Food Pyramid: Creation Beat EP Review
Food Pyramid has made a sly transition over the last few years. The local group has gone from being mostly heady, spaced out kosmische collective to a group that has expanded both its membership and its sound over the last 18 months. Expanding into new age on a CD last year and really stretching out their pallet to more house influenced sounds on their Moon Glyph LP Mango Sunrise, the group proved adapt in all of their shape shifting incarnations.

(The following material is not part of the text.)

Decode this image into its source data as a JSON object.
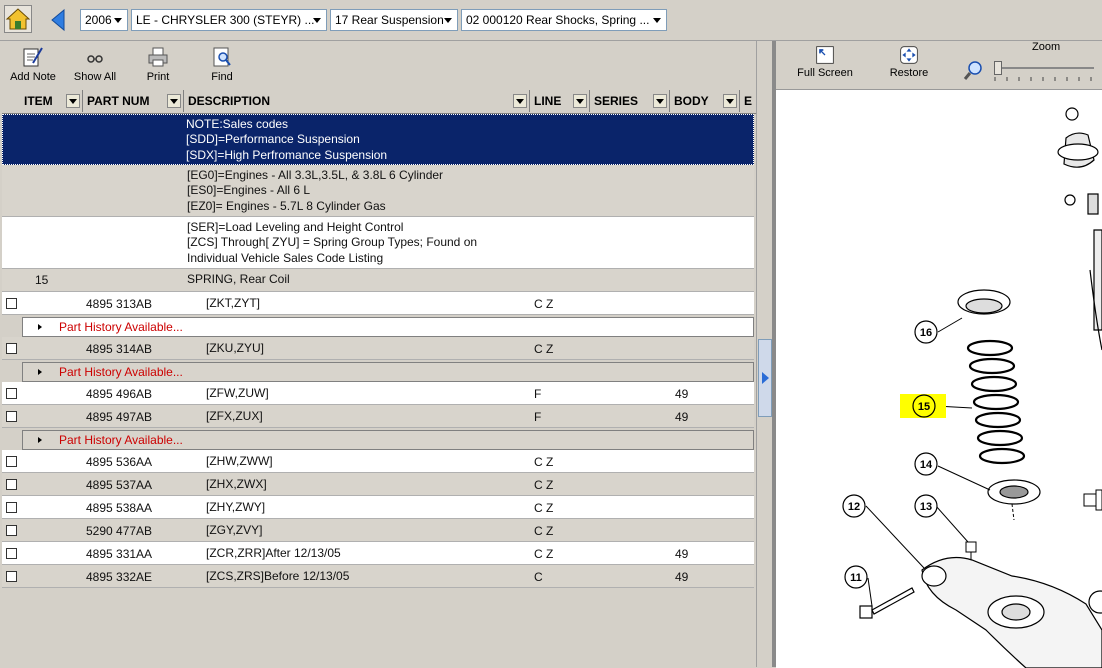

Their first release of 2013–a year that promises to be as productive as 2012–is the electric EP Creation Beat, a buoyant slab of house influenced music that is the most charging collection the group has put on one record. There have been moments of the dance-ready hysteria on different releases, but the four long songs stretched over the two sides of Creation Beat are the most constant, in your face group of songs that Food Pyramid have released yet. Starting with the sparkling synth and deep groove of the title track, the record sounds like it would fit in with the bliss-house material that the amazing 100% Silk label has been churning out over the last few years. Things get slightly more spaced out with “My House,” before coming back with the strutting bass line and wobbly, colorful synths of “Eat Street.” Things end on the strength of the manic, assaulting throb of “Crosshatch,” which rushes through the speakers like waves of molten lava.
The EP clocks in at a hair less than 25 minutes, but doesn’t waste one minute of the time. While they have ventured outside of the headphone orchestra territory before, Creation Beat is the most confident step outside of that territory to date, and another (electronic) feather in the cap of a group that have proven to be one of the very best we have here in the Twin Cities.